Isotoxal Figure - Isotoxal Polyhedra and Tilings

Isotoxal Polyhedra and Tilings


The rhombille tiling is an isotoxal tiling with p6m (*632) symmetry.

An isotoxal polyhedron or tiling must be either isogonal (vertex-transitive) or isohedral (face-transitive) or both.

Regular polyhedra are isohedral (face-transitive), isogonal (vertex-transitive) and isotoxal. Quasiregular polyhedra are isogonal and isotoxal, but not isohedral; their duals are isohedral and isotoxal, but not isogonal.
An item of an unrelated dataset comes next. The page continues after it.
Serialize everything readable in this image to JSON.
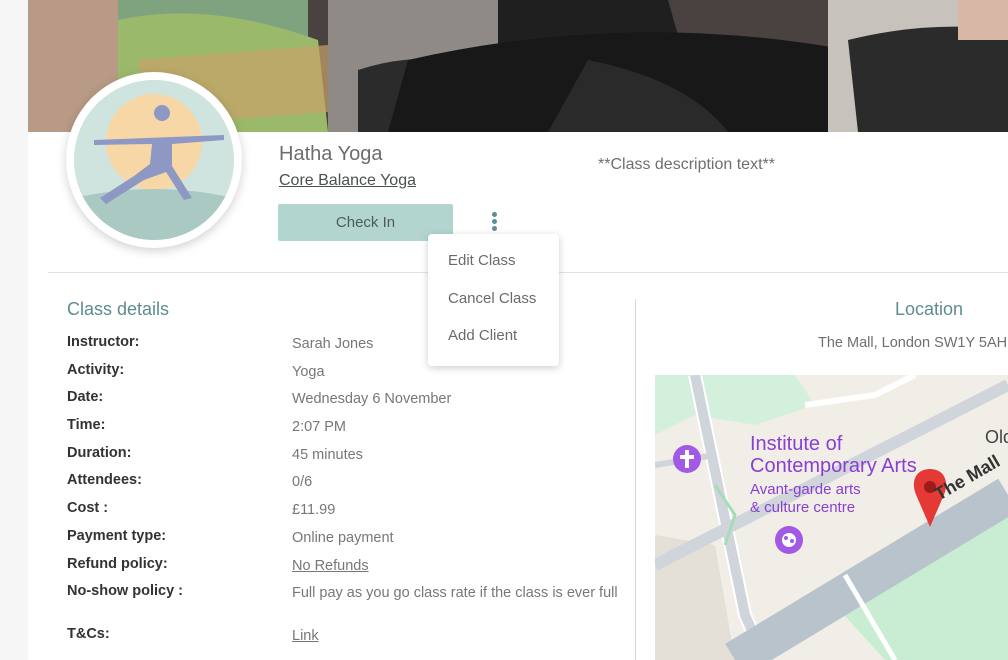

Not every polyhedron or 2-dimensional tessellation constructed from regular polygons is isotoxal. For instance, the truncated icosahedron (the familiar soccerball) has two types of edges: hexagon-hexagon and hexagon-pentagon, and it is not possible for a symmetry of the solid to move a hexagon-hexagon edge onto a hexagon-pentagon edge.

An isotoxal polyhedron has the same dihedral angle for all edges.

There are nine convex isotoxal polyhedra formed from the Platonic solids, 8 formed by the Kepler–Poinsot polyhedra, and six more as quasiregular (3 | p q) star polyhedra and their duals.

There are 5 polygonal tilings of the Euclidean plane that are isotoxal, and infinitely many isotoxal polygonal tilings of the hyperbolic plane, including the Wythoff constructions from the regular hyperbolic tilings {p,q}, and non-right (p q r) groups.